Let $\mathbf{p} \in \mathbb{R}^{n_{\text{samples}} \times n_{\text{classes}}}$ be the input matrix of predicted probabilities, where:
- $n_{\text{samples}}$ is the number of samples.
- $n_{\text{classes}}$ is the number of classes (i.e., the number of possible predictions per sample).
- Each element $p_{i,j} \in [0, 1]$ represents the predicted probability for sample $i$ and class $j$, and for each $i$, we have $\sum_{j=1}^{n_{\text{classes}}} p_{i,j} = 1$.

Definitions:

Let $N = n_{\text{classes}}$ denote the number of classes.
Let $\text{inf} = -\log_2(\epsilon)$ (where $\epsilon$ is the smallest representable number for the input's data type)
For each sample $i$, define:
- The maximum predicted probability $a_i = \max_j (p_{i,j})$.
- The minimum predicted probability $b_i = \min_j (p_{i,j})$.

Confidence:

For each sample $i$, the confidence is defined as:

$$ c_i = \log_2(N - 1) - \log_2(N) - \log_2(1 - a_i) $$

where $a_i = \max_j (p_{i,j})$ is the maximum predicted probability for sample $i$.

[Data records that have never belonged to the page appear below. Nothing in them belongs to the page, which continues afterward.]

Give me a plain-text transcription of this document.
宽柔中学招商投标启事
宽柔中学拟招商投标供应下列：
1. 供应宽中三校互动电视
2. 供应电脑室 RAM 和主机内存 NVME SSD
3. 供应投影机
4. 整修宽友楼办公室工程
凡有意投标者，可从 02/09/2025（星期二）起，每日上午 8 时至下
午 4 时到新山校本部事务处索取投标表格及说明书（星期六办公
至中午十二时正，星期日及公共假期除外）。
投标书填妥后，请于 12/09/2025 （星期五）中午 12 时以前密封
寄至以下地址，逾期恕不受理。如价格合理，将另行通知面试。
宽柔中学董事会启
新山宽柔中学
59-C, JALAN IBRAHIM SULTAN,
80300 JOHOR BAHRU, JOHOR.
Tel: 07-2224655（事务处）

Specifically: The confidence for each sample is normalized as:

$$ c_i' = \frac{c_i}{\inf} $$

where $\inf$ is a large constant, representing the inverse of the smallest representable number of the data type, ensuring that the confidence is mapped to the range $[0, 1]$.

Uncertainty:

The uncertainty for each sample $i$ is defined as:

$$ u_i = -\log_2(N) - \log_2(b_i) - c_i $$

where $b_i = \min_j (p_{i,j})$ is the minimum predicted probability for sample $i$, and $c_i$ is the confidence for sample $i$.

Specifically: The uncertainty for each sample is normalized as:

$$ u_i' = \frac{u_i}{\inf} $$

where $\inf$ is the same large constant used for normalizing the confidence.

Then, the uncertainty is transformed as:

$$ u_i'' = \frac{2^{u_i'} - 1}{2^{u_i'} + 1} $$

This maps the uncertainty values to the range $[0, 1]$.

Outputs:

The output consists of two arrays:
1. Confidence array $\mathbf{c}$: A normalized confidence value for each sample, where $c_i' \in [0, 1]$.
2. Uncertainty array $\mathbf{u}$: A normalized uncertainty value for each sample, where $u_i'' \in [0, 1]$.

The final output is a matrix $\mathbf{output} \in \mathbb{R}^{n_{\text{samples}} \times 2}$, where each row contains the normalized confidence and uncertainty values for each sample.

Summary

So, you can say that the softmax output can represent the probability, except it represents the probability of I don't know this sample vs. I know this sample.